Is it just a weird vibe or is doom on the horizon? In the public eye, the downfall of an organization seems to happen quickly. Yet, behind closed doors, there are often clues that demise is imminent long before the trending LinkedIn story.

I’ve been reading a new book- The Man Who Broke Capitalism: How Jack Welch Gutted the Heartland and Crushed the Soul of Corporate America―and How to Undo His Legacy.

It’s a fascinating tale of the infamous former General Electric CEO, Jack Welch. GE was once the most significant company in America, employing hundreds of thousands of people, paying fair wages, and representing close to 1% of the American GDP. In 1981, Jack Welch took over General Electric with a single goal: To drive the stock price.
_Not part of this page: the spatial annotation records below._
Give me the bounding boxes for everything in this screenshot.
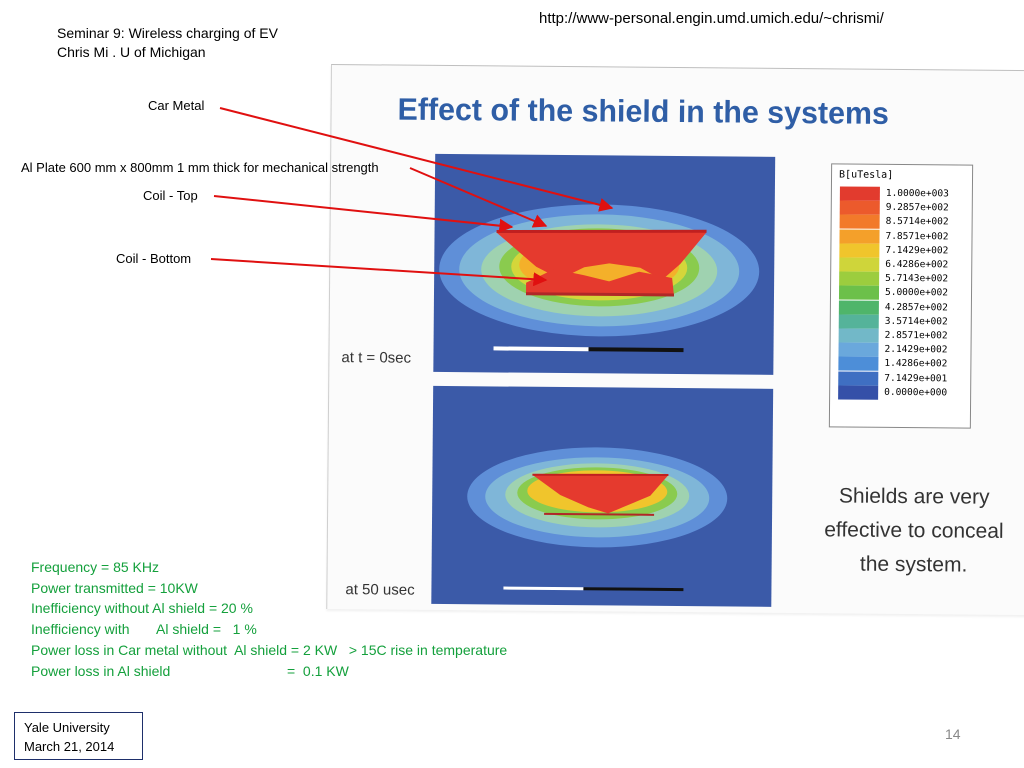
arrow-car-metal <box>219 107 614 212</box>
spec-inefficiency-without: Inefficiency without Al shield = 20 % <box>31 600 253 617</box>
arrow-coil-bottom <box>210 258 548 287</box>
seminar-title: Seminar 9: Wireless charging of EV <box>57 25 278 41</box>
field-plot-t50-graphic <box>467 447 728 592</box>
arrow-al-plate <box>409 167 548 228</box>
field-plot-t50 <box>431 385 774 607</box>
footer-date: March 21, 2014 <box>24 739 115 754</box>
label-coil-top: Coil - Top <box>143 188 198 203</box>
spec-loss-car-metal: Power loss in Car metal without Al shiel… <box>31 641 508 658</box>
label-al-plate: Al Plate 600 mm x 800mm 1 mm thick for m… <box>21 160 379 175</box>
specs-list: Frequency = 85 KHz Power transmitted = 10… <box>31 557 507 681</box>
field-plot-t0-graphic <box>439 204 760 353</box>
spec-loss-shield: Power loss in Al shield = 0.1 KW <box>31 662 349 679</box>
author-line: Chris Mi . U of Michigan <box>57 44 206 60</box>
field-plot-t0 <box>433 153 776 375</box>
page-number: 14 <box>945 726 961 742</box>
footer-institution: Yale University <box>24 720 110 735</box>
scanned-slide: Effect of the shield in the systems at t… <box>326 64 1024 616</box>
footer-box: Yale University March 21, 2014 <box>14 712 143 760</box>
seminar-header: Seminar 9: Wireless charging of EV Chris… <box>57 24 278 62</box>
spec-frequency: Frequency = 85 KHz <box>31 559 160 575</box>
spec-power: Power transmitted = 10KW <box>31 579 198 596</box>
spec-inefficiency-with: Inefficiency with Al shield = 1 % <box>31 621 257 638</box>
source-url: http://www-personal.engin.umd.umich.edu/… <box>539 10 884 27</box>
label-coil-bottom: Coil - Bottom <box>116 251 192 266</box>
arrow-coil-top <box>213 195 514 233</box>
label-car-metal: Car Metal <box>148 98 205 113</box>
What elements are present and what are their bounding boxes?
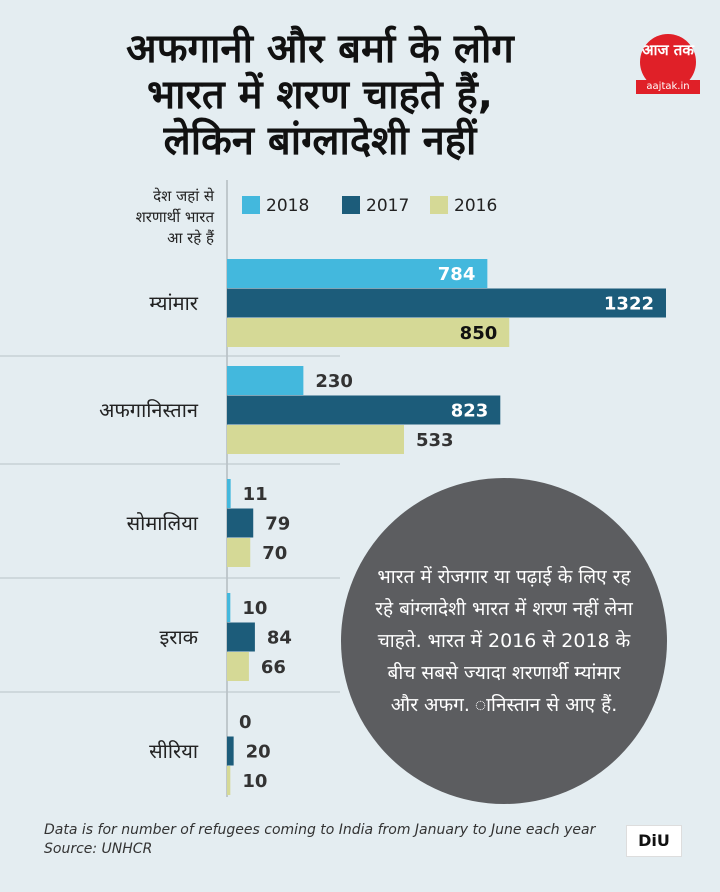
title-line-1: अफगानी और बर्मा के लोग bbox=[126, 26, 514, 72]
y-axis-label-line-2: शरणार्थी भारत bbox=[135, 208, 214, 226]
bar-2017 bbox=[227, 288, 666, 318]
bar-2017 bbox=[227, 508, 254, 538]
data-label-2017: 84 bbox=[267, 628, 292, 649]
data-label-2018: 0 bbox=[239, 712, 252, 733]
legend-label-2017: 2017 bbox=[366, 196, 410, 216]
bar-2017 bbox=[227, 395, 501, 425]
bar-2016 bbox=[227, 766, 231, 795]
bar-2017 bbox=[227, 622, 255, 652]
data-label-2017: 20 bbox=[246, 742, 271, 763]
title-line-3: लेकिन बांग्लादेशी नहीं bbox=[163, 118, 477, 164]
y-axis-label: देश जहां से शरणार्थी भारत आ रहे हैं bbox=[80, 186, 214, 249]
aajtak-logo[interactable]: आज तक aajtak.in bbox=[636, 34, 700, 94]
bar-2016 bbox=[227, 538, 251, 567]
legend-item-2016: 2016 bbox=[430, 196, 497, 216]
category-label: सोमालिया bbox=[127, 511, 199, 535]
bar-2018 bbox=[227, 593, 231, 622]
bar-2018 bbox=[227, 366, 304, 395]
category-label: इराक bbox=[159, 625, 198, 649]
annotation-text: भारत में रोजगार या पढ़ाई के लिए रह रहे ब… bbox=[375, 566, 633, 716]
diu-badge: DiU bbox=[626, 825, 682, 857]
data-note: Data is for number of refugees coming to… bbox=[44, 822, 596, 838]
data-label-2018: 230 bbox=[315, 371, 353, 392]
category-label: अफगानिस्तान bbox=[99, 398, 199, 422]
legend-swatch-2018 bbox=[242, 196, 260, 214]
data-label-2017: 79 bbox=[265, 514, 290, 535]
data-label-2016: 70 bbox=[262, 543, 287, 564]
source-note: Source: UNHCR bbox=[44, 841, 153, 857]
data-label-2016: 533 bbox=[416, 430, 454, 451]
bar-2018 bbox=[227, 259, 488, 288]
title-line-2: भारत में शरण चाहते हैं, bbox=[147, 72, 493, 118]
data-label-2016: 850 bbox=[460, 323, 498, 344]
data-label-2018: 11 bbox=[243, 484, 268, 505]
data-label-2017: 1322 bbox=[604, 294, 654, 315]
y-axis-label-line-1: देश जहां से bbox=[153, 187, 214, 205]
bar-2016 bbox=[227, 425, 404, 454]
legend-swatch-2016 bbox=[430, 196, 448, 214]
data-label-2018: 784 bbox=[438, 264, 476, 285]
legend-item-2018: 2018 bbox=[242, 196, 309, 216]
legend-label-2016: 2016 bbox=[454, 196, 498, 216]
y-axis-label-line-3: आ रहे हैं bbox=[167, 229, 214, 247]
logo-site: aajtak.in bbox=[636, 80, 700, 94]
bar-2017 bbox=[227, 736, 234, 766]
legend-item-2017: 2017 bbox=[342, 196, 409, 216]
category-label: म्यांमार bbox=[149, 291, 198, 315]
bar-2018 bbox=[227, 479, 231, 508]
data-label-2016: 10 bbox=[242, 771, 267, 792]
legend-swatch-2017 bbox=[342, 196, 360, 214]
data-label-2016: 66 bbox=[261, 657, 286, 678]
footnote: Data is for number of refugees coming to… bbox=[44, 821, 595, 859]
bar-2016 bbox=[227, 318, 510, 347]
data-label-2017: 823 bbox=[451, 401, 489, 422]
bar-2016 bbox=[227, 652, 249, 681]
chart-title: अफगानी और बर्मा के लोग भारत में शरण चाहत… bbox=[20, 26, 620, 164]
category-label: सीरिया bbox=[149, 739, 199, 763]
data-label-2018: 10 bbox=[242, 598, 267, 619]
annotation-bubble: भारत में रोजगार या पढ़ाई के लिए रह रहे ब… bbox=[341, 478, 667, 804]
legend-label-2018: 2018 bbox=[266, 196, 310, 216]
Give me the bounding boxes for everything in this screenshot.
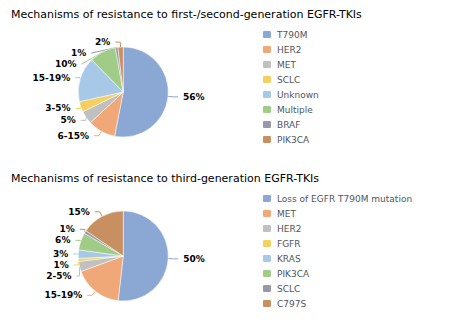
- svg-text:SCLC: SCLC: [277, 75, 300, 85]
- svg-text:MET: MET: [277, 209, 296, 219]
- svg-text:Mechanisms of resistance to fi: Mechanisms of resistance to first-/secon…: [11, 8, 362, 21]
- svg-text:HER2: HER2: [277, 45, 301, 55]
- svg-text:FGFR: FGFR: [277, 239, 301, 249]
- svg-text:Loss of EGFR T790M mutation: Loss of EGFR T790M mutation: [277, 194, 412, 204]
- svg-text:2%: 2%: [95, 37, 110, 47]
- svg-text:15-19%: 15-19%: [44, 290, 82, 300]
- svg-text:3-5%: 3-5%: [45, 103, 70, 113]
- svg-text:Mechanisms of resistance to th: Mechanisms of resistance to third-genera…: [11, 172, 319, 185]
- svg-text:1%: 1%: [60, 224, 75, 234]
- svg-text:BRAF: BRAF: [277, 120, 300, 130]
- svg-text:KRAS: KRAS: [277, 254, 301, 264]
- svg-text:56%: 56%: [183, 92, 205, 102]
- svg-text:T790M: T790M: [276, 30, 307, 40]
- svg-text:50%: 50%: [183, 254, 205, 264]
- svg-text:5%: 5%: [60, 115, 75, 125]
- svg-text:10%: 10%: [55, 59, 77, 69]
- svg-text:Multiple: Multiple: [277, 105, 313, 115]
- svg-text:C797S: C797S: [277, 299, 306, 309]
- svg-text:6-15%: 6-15%: [57, 131, 89, 141]
- svg-text:2-5%: 2-5%: [46, 271, 71, 281]
- svg-text:MET: MET: [277, 60, 296, 70]
- svg-text:SCLC: SCLC: [277, 284, 300, 294]
- svg-text:Unknown: Unknown: [277, 90, 319, 100]
- svg-text:PIK3CA: PIK3CA: [277, 269, 310, 279]
- svg-text:3%: 3%: [53, 249, 68, 259]
- svg-text:PIK3CA: PIK3CA: [277, 135, 310, 145]
- svg-text:15-19%: 15-19%: [32, 73, 70, 83]
- svg-text:1%: 1%: [54, 260, 69, 270]
- svg-text:HER2: HER2: [277, 224, 301, 234]
- svg-text:15%: 15%: [68, 207, 90, 217]
- svg-text:1%: 1%: [71, 48, 86, 58]
- svg-text:6%: 6%: [55, 235, 70, 245]
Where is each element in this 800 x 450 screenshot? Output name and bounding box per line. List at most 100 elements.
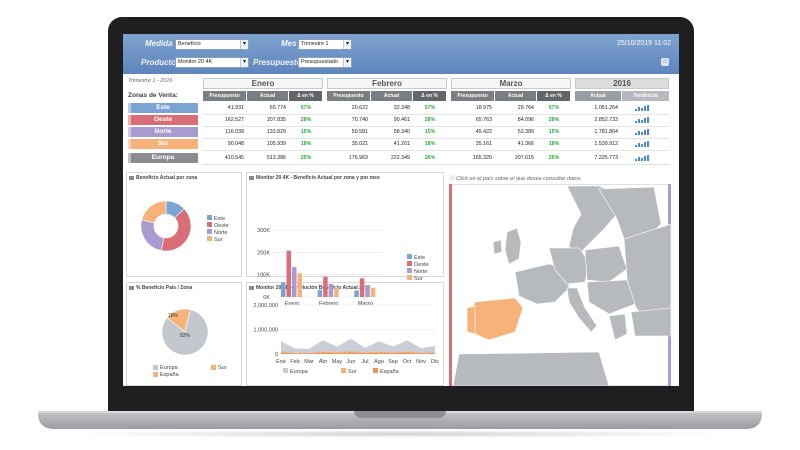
legend-swatch [207, 229, 212, 234]
producto-select[interactable]: Monitor 20 4K ▾ [175, 57, 249, 68]
medida-select[interactable]: Beneficio ▾ [175, 39, 249, 50]
sparkline-bar [638, 143, 640, 147]
sparkline-bar [641, 120, 643, 123]
chevron-down-icon: ▾ [240, 40, 248, 49]
table-cell: 18.975 [475, 105, 492, 111]
country-ireland[interactable] [492, 239, 503, 255]
bar-febrero-norte [328, 283, 334, 297]
zone-label-sur[interactable]: Sur [128, 139, 198, 149]
zone-stripe [128, 127, 131, 137]
zone-label-norte[interactable]: Norte [128, 127, 198, 137]
sparkline-bar [644, 130, 646, 135]
month-header-enero: Enero [203, 78, 323, 89]
table-cell: 41.366 [517, 141, 534, 147]
country-turkey[interactable] [630, 307, 671, 337]
zone-name: Este [156, 104, 170, 111]
trend-sparkline[interactable] [635, 116, 653, 123]
home-icon[interactable]: ⌂ [661, 58, 669, 66]
mes-select[interactable]: Trimestre 1 ▾ [298, 39, 352, 50]
y-tick-label: 0 [275, 352, 278, 358]
sparkline-bar [638, 119, 640, 123]
country-uk[interactable] [504, 227, 522, 265]
bar-febrero-oeste [323, 276, 328, 297]
presupuesto-select[interactable]: Presupuestado ▾ [298, 57, 352, 68]
legend-swatch [407, 254, 412, 259]
table-cell: 90.461 [393, 117, 410, 123]
bar-marzo-sur [370, 287, 376, 297]
table-cell: 15% [424, 129, 436, 135]
mes-value: Trimestre 1 [301, 41, 329, 47]
sparkline-bar [647, 141, 649, 147]
zone-label-europa[interactable]: Europa [128, 153, 198, 163]
zone-label-este[interactable]: Este [128, 103, 198, 113]
table-cell: 90.048 [227, 141, 244, 147]
trend-sparkline[interactable] [635, 128, 653, 135]
legend-label: Oeste [414, 262, 429, 268]
table-cell: 28% [300, 117, 312, 123]
sparkline-bar [635, 145, 637, 147]
donut-slice-sur [141, 200, 167, 224]
legend-label: Este [414, 255, 425, 261]
laptop-notch [354, 411, 446, 418]
table-cell: 35.161 [475, 141, 492, 147]
column-header: Δ en % [413, 91, 446, 101]
table-cell: 410.545 [224, 155, 244, 161]
zone-stripe [128, 115, 131, 125]
zone-stripe [128, 103, 131, 113]
x-tick-label: Mar [304, 359, 314, 365]
column-header: Presupuesto [203, 91, 246, 101]
sparkline-bar [635, 121, 637, 123]
map-hint-text: Click en el país sobre el que desee cons… [456, 176, 582, 182]
table-cell: 26% [548, 155, 560, 161]
legend-label: Sur [348, 369, 357, 375]
zone-name: Oeste [153, 116, 173, 123]
country-greece[interactable] [608, 313, 628, 341]
x-tick-label: Abr [319, 359, 328, 365]
country-poland[interactable] [584, 245, 628, 283]
country-france[interactable] [514, 263, 570, 305]
sparkline-bar [641, 144, 643, 147]
column-header: Actual [371, 91, 412, 101]
presupuesto-label: Presupuesto [253, 58, 302, 67]
trend-sparkline[interactable] [635, 104, 653, 111]
table-cell: 65.774 [269, 105, 286, 111]
table-cell: 18% [300, 141, 312, 147]
legend-swatch [283, 368, 288, 373]
table-cell: 7.225.773 [594, 155, 618, 161]
table-cell: 222.349 [390, 155, 410, 161]
chart-icon [249, 175, 254, 180]
legend-swatch [207, 222, 212, 227]
country-north-africa[interactable] [452, 351, 610, 386]
table-cell: 207.835 [266, 117, 286, 123]
trend-sparkline[interactable] [635, 140, 653, 147]
y-tick-label: 200K [257, 250, 270, 256]
chevron-down-icon: ▾ [240, 58, 248, 67]
legend-swatch [153, 372, 158, 377]
zone-label-oeste[interactable]: Oeste [128, 115, 198, 125]
table-cell: 52.389 [517, 129, 534, 135]
table-cell: 105.939 [266, 141, 286, 147]
country-germany[interactable] [548, 247, 590, 285]
country-balkans[interactable] [586, 279, 636, 315]
row-divider [203, 114, 669, 115]
legend-label: Norte [214, 230, 227, 236]
sparkline-bar [638, 107, 640, 111]
table-cell: 25% [300, 155, 312, 161]
column-header: Actual [575, 91, 621, 101]
table-cell: 84.096 [517, 117, 534, 123]
legend-swatch [211, 365, 216, 370]
country-portugal[interactable] [466, 305, 476, 335]
month-header-febrero: Febrero [327, 78, 447, 89]
column-header: Tendencia [622, 91, 669, 101]
x-tick-label: Ago [374, 359, 384, 365]
legend-swatch [207, 215, 212, 220]
presupuesto-value: Presupuestado [301, 59, 338, 65]
row-divider [203, 150, 669, 151]
chart-icon [129, 285, 134, 290]
table-cell: 2.852.733 [594, 117, 618, 123]
trend-sparkline[interactable] [635, 154, 653, 161]
period-label: Trimestre 1 - 2016 [128, 78, 173, 84]
table-cell: 28% [548, 117, 560, 123]
country-italy[interactable] [566, 287, 598, 333]
europe-map[interactable] [449, 184, 671, 386]
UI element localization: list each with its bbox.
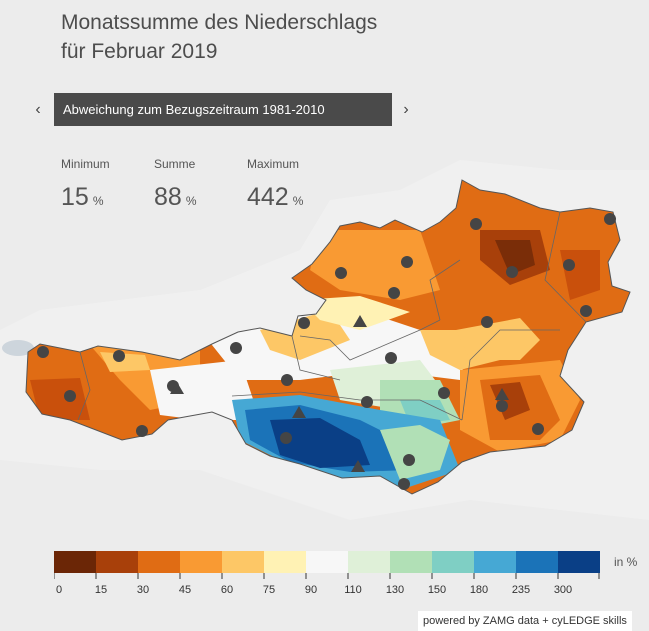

And he did it, for several years.

But his gains weren’t lasting. His management style drove short-term profits, but over time, his approach destroyed the very things that made the organization valuable in the first place: people and innovation. GE is now a shell of its former self.

It’s a cautionary tale for today’s leaders. The pressure to drive short-term growth is immense; striving for quarterly capitalism can break even the most well-intended firm. But in the case of GE, and what I predict will be many organizations, the short-term gains were just that- short.

It took two decades for GE’s public stock price to drop (when Welch started, GE was sitting atop 100 years of innovation and goodwill). However, GE insiders felt things change long before the financial results turned.  Here are three red flags that preceded demise:

Downsizing.

Despite prosperous financials, Jack Welch always proclaimed that the economy (might be) heading towards a contraction. He claimed he wanted GE to be ahead of it, so he routinely implemented mass layoffs of tenured employees.  The intent, and the result, was to increase the profits.  Despite the fact that GE was financially sound at the time. It worked but the cost to morale and innovation took its toll.

We’re seeing troubling early inklings of this model today. Every day, another company is in the trending headlines for a layoff. Some firms may have a sound financial rationale for making cuts, but others are simply cutting because they fear a potential recession. When an organization prioritizes grabbing every penny before protecting their valued team members, they create a self-fulfilling prophecy.

Dealmaking

Prior to Welch, GE built a slow, but steady business. Slow wasn’t going to cut it for Welch. He knew he could only sell so many toasters, washing machines, and jet engines. The markets weren’t big enough to support the size and speed of the bottom line growth he wanted.  That’s when he started buying businesses, instead of creating them.

To be fair, acquisitions are not always a bad decision. The challenge comes when an organization makes acquisitions that have next to nothing to do with the core of the business; when the emphasis is on the financials of the deal, instead of serving customers better, innovating more boldly, or creating future markets. It’s usually just a thinly disguised play for the numbers, vs. sound strategy.

Financialization.

Even after mass layoffs and dealmaking, GE still wasn’t growing share prices fast enough for Welch. That’s where GE capital comes in. Prior to Welch, GE capital was a small division of the business. They provided small loans for consumers to buy appliances. Under Welch’s leadership, GE transformed from an admired industrial manufacturer into what was effectively an unregulated bank.

When a business does nothing more than move money, when they stop producing anything, it’s only a matter of time before the value erodes. The short-term profit from this drove the share price in the near term, but ultimately, failed to deliver in the long term.

For GE, the downward spiral took over a decade. That’s because GE had a century of innovation and sound corporate stewardship as their base, which initially mitigated the cost of a Milton-Friedman shareholder primacy devotee leader. They were also making decisions largely pre-social media, where the na`rrative is easier to control.

When an organization doesn’t have decades of success to rest upon, and their actions spread like wildfire across the web, deploying these three Welchian strategies will prompt the fall to happen much faster.